Scott controls this tension and release with his poem's music.  Though the poem isn't metrical per se, it does rely heavily on the iamb to create a controlled, flowing pace and mood.  Much of the first stanza, set entirely at the river, has the iamb as its predominant foot, and its last line is perfect iambic hexameter: "And yes, my shoes, submerged, will smell all year of mud."  The effect is pleasing . . . relaxed.  Because it's been with us now for hundreds of years in one form (no pun intended) or another, the iamb continues to sit easily in the ear.  Too much of it I personally shun (because it's too often done poorly), but a line here and there I find very welcome.  It makes a poem, as it does with the opening stanza of "Evening Hatch," musical and familiar.  Although Scott's poem is not strictly metrical, its play with meter helps lull the reader's ear, just as the river lulls the father-speaker of the poem.

However, Scott opens the second stanza with a rhythmic rat-a-tat: "But here I am anyway . . ."  That dactyl "anyway" throws the rhythm off immediately, and what follows is a bit freer language in terms of rhythmic pattern.  This is accompanied with a shift in imagery.  In the first stanza, we are with the father at the river; in the second stanza, we are placed at the reception, hearing "the clink / of glasses as the bride and groom move between tables."  Although the imagery in the second stanza does eventually return to the river, it never quite gets its rhythmic feet under it -- close, but not quite.  Nor does the father recapture the calm that pervades him in the first stanza when he is physically and mentally at the river simultaneously.  Throughout the second, he occupies two separate spaces: the river where is "casting at dusk" and the reception where "the bride and groom move between tables."

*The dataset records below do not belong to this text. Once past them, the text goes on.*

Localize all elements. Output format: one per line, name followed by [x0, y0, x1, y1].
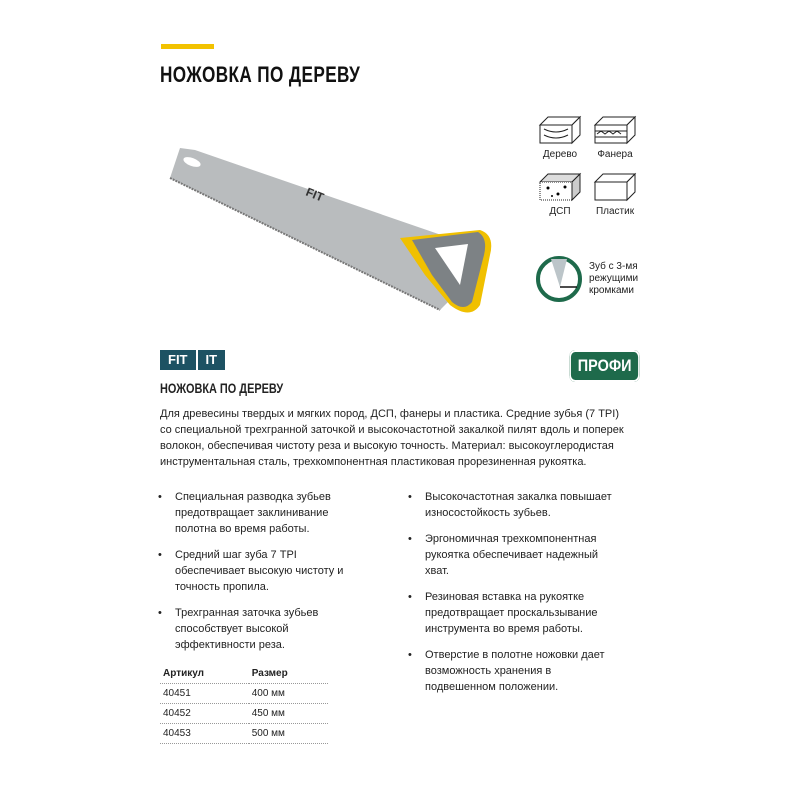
sizes-table — [160, 664, 328, 744]
material-label: Фанера — [597, 149, 633, 160]
table-row — [160, 704, 328, 724]
material-plywood — [590, 115, 640, 160]
plywood-icon — [593, 115, 637, 145]
feature-item: • Эргономичная трехкомпонентная рукоятка обеспечивает надежный хват. — [410, 531, 620, 579]
brand-logo — [160, 350, 225, 370]
wood-icon — [538, 115, 582, 145]
cell: 450 мм — [249, 704, 328, 724]
cell: 400 мм — [249, 684, 328, 704]
saw-image — [150, 120, 510, 320]
table-row — [160, 684, 328, 704]
header-article: Артикул — [160, 664, 249, 684]
cell: 40451 — [160, 684, 249, 704]
cell: 40452 — [160, 704, 249, 724]
material-chipboard — [535, 172, 585, 217]
product-description: Для древесины твердых и мягких пород, ДСП, фанеры и пластика. Средние зубья (7 TPI) со специальной трехгранной заточкой и высокочастотной закалкой пилят вдоль и поперек волокон, обеспечивая чистоту реза и высокую точность. Материал: высокоуглеродистая инструментальная сталь, трехкомпонентная пластиковая прорезиненная рукоятка. — [160, 408, 624, 468]
table-row — [160, 724, 328, 744]
chipboard-icon — [538, 172, 582, 202]
cell: 500 мм — [249, 724, 328, 744]
profi-badge: ПРОФИ — [569, 350, 640, 382]
material-label: ДСП — [549, 206, 571, 217]
tooth-icon — [535, 255, 583, 303]
teeth-feature — [535, 255, 638, 303]
material-plastic — [590, 172, 640, 217]
material-label: Дерево — [542, 149, 578, 160]
fit-logo: FIT — [160, 350, 196, 370]
material-label: Пластик — [595, 206, 635, 217]
feature-item: • Высокочастотная закалка повышает износостойкость зубьев. — [410, 489, 620, 521]
plastic-icon — [593, 172, 637, 202]
teeth-label-line: режущими — [589, 273, 639, 284]
table-header — [160, 664, 328, 684]
teeth-label-line: кромками — [589, 285, 634, 296]
svg-text:FIT: FIT — [303, 184, 326, 205]
feature-item: • Трехгранная заточка зубьев способствует высокой эффективности реза. — [160, 605, 370, 653]
features-left — [160, 489, 370, 663]
features-right — [410, 489, 620, 705]
product-name: НОЖОВКА ПО ДЕРЕВУ — [160, 380, 284, 396]
cell: 40453 — [160, 724, 249, 744]
teeth-label-line: Зуб с 3-мя — [589, 261, 638, 272]
feature-item: • Резиновая вставка на рукоятке предотвращает проскальзывание инструмента во время работы. — [410, 589, 620, 637]
feature-item: • Специальная разводка зубьев предотвращает заклинивание полотна во время работы. — [160, 489, 370, 537]
material-wood — [535, 115, 585, 160]
accent-bar — [161, 44, 214, 49]
feature-item: • Средний шаг зуба 7 TPI обеспечивает высокую чистоту и точность пропила. — [160, 547, 370, 595]
page-title: НОЖОВКА ПО ДЕРЕВУ — [160, 62, 361, 87]
feature-item: • Отверстие в полотне ножовки дает возможность хранения в подвешенном положении. — [410, 647, 620, 695]
header-size: Размер — [249, 664, 328, 684]
series-label: IT — [198, 350, 226, 370]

The third and final stanza shifts from arhythmic to rhythmic language as the father physically returns to the reception for the father-daughter dance.  This more or less happens in the third to last line, but takes the rest of the poem to completely satisfy: "as I walk in wet shoes across the room, as if I were tracking flour / from a broken pantry door.  Someone slaps me on the the back.  / My cuffs, unrolled now.  The world tastes like honey."  It seems to me the rhythmic shift back to pattern and flow matches the father's acceptance (that may not be quite right) of his daughter's marriage, of their simultaneous passage into another phase of their lives as marked by the ritual of marriage.  There's a definite sense of tension and release here.  Where the second stanza acted as a disruption of the first's seemingly natural flow, the third stanza recaptures that flow.

The imagery in Scott's "Evening Hatch" does well to hit all five senses, which is great since much of this poem has to do with the outdoors and the comfort the father finds there.  Part of the picture is tactile -- pant-leg bottoms "wet with river water," a "silk tie" -- part of the picture is aural -- "the clink of glasses," "the wandering edge of riffle" -- part is gustatory -- "the taste of honey" -- and much is visual -- "trouser cuffs rolled up," "the branches of a downed tree."  Certain images speak directly to the olfactory sense, too: "my shoes. . .will smell all year of mud" and "the towering cottonwoods" and "the spruce."  The father-speaker of the poem is completely immersed in the natural world for these brief moments of fly fishing at the river while in the distance his daughter's wedding reception carries on.  For awhile, as much as he feels at peace at the river, he seems at odds with the wedding.  But, fishing the "Evening Hatch" helps him come to terms with this life changing event.  By the poem's end, as "someone slaps me on the back," the father is returned to the reception where he claims, "The world tastes like honey."  All is well.  All was a bit discordant, but now all is well.

Cameron Scott's "Evening Hatch" borders on the sentimental perhaps, but its play with sound and picture keep it from completely giving into it.  It's an interesting demonstration of how a person can be in two places at once, then reconvene better off than he was before.